The plays

Typed script for the first draft of The Great Celestial Cow

Typed script for the first draft of The Great Celestial Cow

In addition to her novels Sue Townsend has written a number of plays:

Womberang

(Soho Poly – 1979)

Set in a gynecological waiting room, where Rita Onions inspires her fellow patients to put aside their fear of doctors and stand up for themselves.

The Ghost of Daniel Lambert

(Leicester Haymarket Theatre – 1981)

Set in the years 1809 through to 1981, the ghost of Daniel Lambert (once Britain’s fattest man) unhappily watches the demolition and redevelopment of Leicester’s historic town centre in the 1960s.

Dayroom

(Croydon Warehouse Theatre – 1981)

In the dayroom of an NHS hospital at Christmas, an overworked sister finally cracks.

Captain Christmas and the Evil Adults

(Phoenix Arts Theatre – 1982)

A pantomime with a difference. Evil adults have taken over the world. Captain Christmas helps the children to overcome them.

Bazaar and Rummage

(Royal Court Theatre – 1982)

Neurotic former agoraphobic Gwenda leads a small self-help group who can’t leave their homes. As three women help out at a local bazaar, they discover that she has lied to them about the ‘evil world outside.

Groping for Words

(Croydon Warehouse – 1983)

A withering attack on the British education system, which is portrayed as just another means of class control, as seen through the eyes of characters who go to extreme lengths to hide their illiteracy.

The Great Celestial Cow

(Joint Stock, Royal Court Theatre and tour – 1984)

When Sita and her children leave India to join her husband in England, she is forced to sell her cow. She keeps the milking bucket in the hope that she will be able to buy another cow in Leicester. But England is nothing like she expected: faced with prejudice from the English and restrictions of tradition from her family, Sita clings to the dream of the cow and some sense of her own identity.

The Secret Diary of Adrian Mole aged 13 3⁄4-The Play

(Leicester Phoenix – 1984)

For more Mole see here.

Disneyland it Ain’t

(Royal Court Theatre Upstairs – 1989)

A desperate mother tries to persuade Mickey Mouse to visit her dying child.
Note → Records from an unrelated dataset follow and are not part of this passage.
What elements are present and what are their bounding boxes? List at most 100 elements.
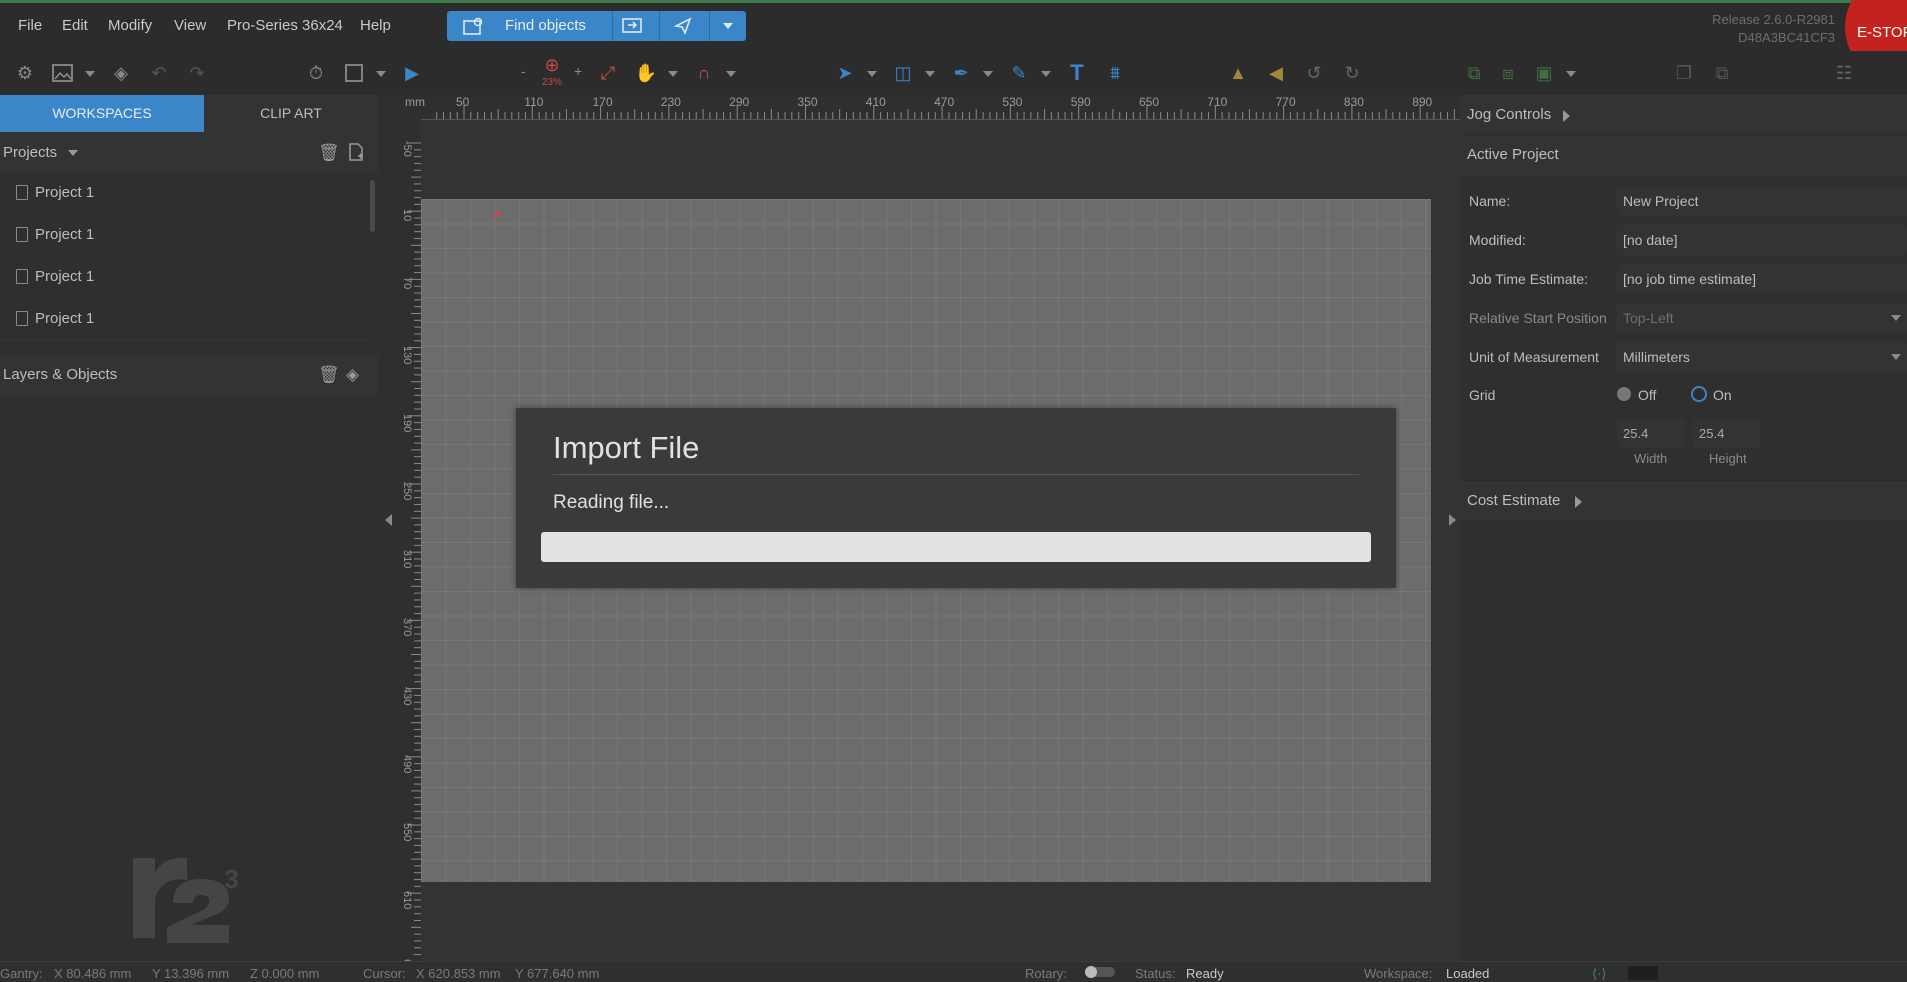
zoom-in-button[interactable]: + [574, 63, 582, 79]
arrange-icon[interactable]: ❐ [1672, 61, 1696, 85]
projects-title[interactable]: Projects [3, 144, 57, 161]
grid-width-input[interactable]: 25.4 [1617, 418, 1685, 448]
panel-toggle-icon[interactable]: ☷ [1832, 61, 1856, 85]
rotary-toggle[interactable] [1085, 966, 1115, 978]
send-icon[interactable] [673, 17, 692, 38]
name-field[interactable]: New Project [1617, 186, 1907, 216]
image-search-icon[interactable] [463, 17, 485, 38]
trace-icon[interactable]: ⩩ [1103, 61, 1127, 85]
rotate-right-icon[interactable]: ↻ [1340, 61, 1364, 85]
fit-expand-icon[interactable]: ⤢ [596, 61, 620, 85]
menu-modify[interactable]: Modify [108, 17, 152, 34]
combine-dropdown-icon[interactable] [1566, 71, 1576, 77]
mirror-icon[interactable]: ◀ [1264, 61, 1288, 85]
swap-icon[interactable] [622, 17, 644, 38]
shapes-icon[interactable]: ◫ [891, 61, 915, 85]
modified-value: [no date] [1623, 232, 1678, 248]
ungroup-icon[interactable]: ⧈ [1496, 61, 1520, 85]
pen-dropdown-icon[interactable] [983, 71, 993, 77]
select-dropdown-icon[interactable] [867, 71, 877, 77]
ruler-left-label: 490 [401, 754, 413, 774]
project-item[interactable]: Project 1 [0, 298, 370, 341]
active-project-title: Active Project [1467, 146, 1559, 163]
collapse-right-icon[interactable] [1449, 514, 1456, 526]
zoom-out-button[interactable]: - [521, 63, 526, 79]
start-position-value: Top-Left [1623, 310, 1674, 326]
menu-edit[interactable]: Edit [62, 17, 88, 34]
jog-controls-header[interactable]: Jog Controls [1461, 95, 1907, 135]
gantry-x: X 80.486 mm [54, 966, 132, 981]
shapes-dropdown-icon[interactable] [925, 71, 935, 77]
projects-scrollbar[interactable] [370, 180, 375, 232]
rotate-left-icon[interactable]: ↺ [1302, 61, 1326, 85]
file-icon [16, 311, 28, 326]
projects-dropdown-icon[interactable] [68, 150, 78, 156]
chevron-down-icon [1891, 354, 1901, 360]
cost-estimate-header[interactable]: Cost Estimate [1461, 480, 1907, 521]
run-play-icon[interactable]: ▶ [400, 61, 424, 85]
image-icon[interactable] [51, 61, 75, 85]
undo-icon[interactable]: ↶ [147, 61, 171, 85]
ruler-top-label: 170 [592, 95, 613, 109]
job-time-value: [no job time estimate] [1623, 271, 1757, 287]
tab-workspaces[interactable]: WORKSPACES [0, 95, 204, 132]
new-file-icon[interactable] [348, 143, 364, 164]
grid-off-radio[interactable] [1617, 387, 1631, 401]
release-info: Release 2.6.0-R2981 D48A3BC41CF3 [1712, 11, 1835, 47]
combine-icon[interactable]: ▣ [1532, 61, 1556, 85]
unit-label: Unit of Measurement [1469, 349, 1599, 365]
expand-right-icon[interactable] [1563, 110, 1570, 122]
magnet-dropdown-icon[interactable] [726, 71, 736, 77]
ruler-top-label: 230 [660, 95, 681, 109]
collapse-left-icon[interactable] [385, 514, 392, 526]
project-item[interactable]: Project 1 [0, 172, 370, 215]
trash-icon[interactable]: 🗑 [318, 143, 340, 163]
grid-height-label: Height [1709, 451, 1747, 466]
gantry-y: Y 13.396 mm [152, 966, 230, 981]
redo-icon[interactable]: ↷ [185, 61, 209, 85]
pan-dropdown-icon[interactable] [668, 71, 678, 77]
select-pointer-icon[interactable]: ➤ [833, 61, 857, 85]
group-icon[interactable]: ⧉ [1462, 61, 1486, 85]
image-dropdown-icon[interactable] [85, 71, 95, 77]
pencil-dropdown-icon[interactable] [1041, 71, 1051, 77]
layers-header: Layers & Objects 🗑 ◈ [0, 355, 378, 395]
grid-on-radio[interactable] [1691, 386, 1707, 402]
menu-view[interactable]: View [174, 17, 206, 34]
menu-machine[interactable]: Pro-Series 36x24 [227, 17, 343, 34]
grid-width-label: Width [1634, 451, 1668, 466]
connection-icon[interactable]: ⟨·⟩ [1592, 966, 1606, 982]
pencil-icon[interactable]: ✎ [1007, 61, 1031, 85]
start-position-select[interactable]: Top-Left [1617, 303, 1907, 333]
timer-icon[interactable]: ⏱ [304, 61, 328, 85]
settings-gear-icon[interactable]: ⚙ [13, 61, 37, 85]
menu-bar: File Edit Modify View Pro-Series 36x24 H… [0, 3, 1907, 51]
expand-right-icon[interactable] [1575, 496, 1582, 508]
find-dropdown-icon[interactable] [723, 23, 733, 29]
add-layer-icon[interactable]: ◈ [346, 365, 359, 385]
ruler-top: mm 50 110 170 230 290 350 410 470 530 590 650 710 77… [400, 95, 1460, 120]
project-name: Project 1 [35, 310, 95, 327]
align-icon[interactable]: ⧉ [1710, 61, 1734, 85]
project-item[interactable]: Project 1 [0, 214, 370, 257]
pan-hand-icon[interactable]: ✋ [634, 61, 658, 85]
magnet-icon[interactable]: ∩ [692, 61, 716, 85]
grid-height-input[interactable]: 25.4 [1693, 418, 1761, 448]
menu-file[interactable]: File [18, 17, 42, 34]
text-tool-icon[interactable]: T [1065, 60, 1089, 85]
warning-icon[interactable]: ▲ [1226, 61, 1250, 85]
pen-icon[interactable]: ✒ [949, 61, 973, 85]
unit-select[interactable]: Millimeters [1617, 342, 1907, 372]
bounding-box-icon[interactable] [342, 61, 366, 85]
grid-off-label: Off [1638, 387, 1657, 403]
project-item[interactable]: Project 1 [0, 256, 370, 299]
menu-help[interactable]: Help [360, 17, 391, 34]
chevron-down-icon [1891, 315, 1901, 321]
ruler-top-label: 110 [524, 95, 544, 109]
tab-clip-art[interactable]: CLIP ART [204, 95, 378, 132]
find-objects-bar[interactable]: Find objects [447, 11, 746, 41]
bounding-dropdown-icon[interactable] [376, 71, 386, 77]
trash-icon[interactable]: 🗑 [318, 365, 340, 385]
zoom-icon[interactable]: ⊕ [540, 53, 564, 77]
layers-icon[interactable]: ◈ [109, 61, 133, 85]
Ten Tiny Fingers, Nine Tiny Toes

(Library Theatre, Manchester – 1989)

Set in a future Britain where only the top echelon of society are allowed to reproduce and all children must be perfect specimens if they are to live.

The Queen and I

(Out of Joint, Vaudeville Theatre – 1994, toured Australia in the summer of 1996, entitled The Royals Down Under)

The Queen and her family are deposed by a Republican Government, and banished to a Leicester Council estate.

You, Me and Wii

(Part of the ‘Women, Power and Politics: Now’ series, Tricycle Theatre, Kilburn – 2010)

A family never leave their house. They have everything they need inside.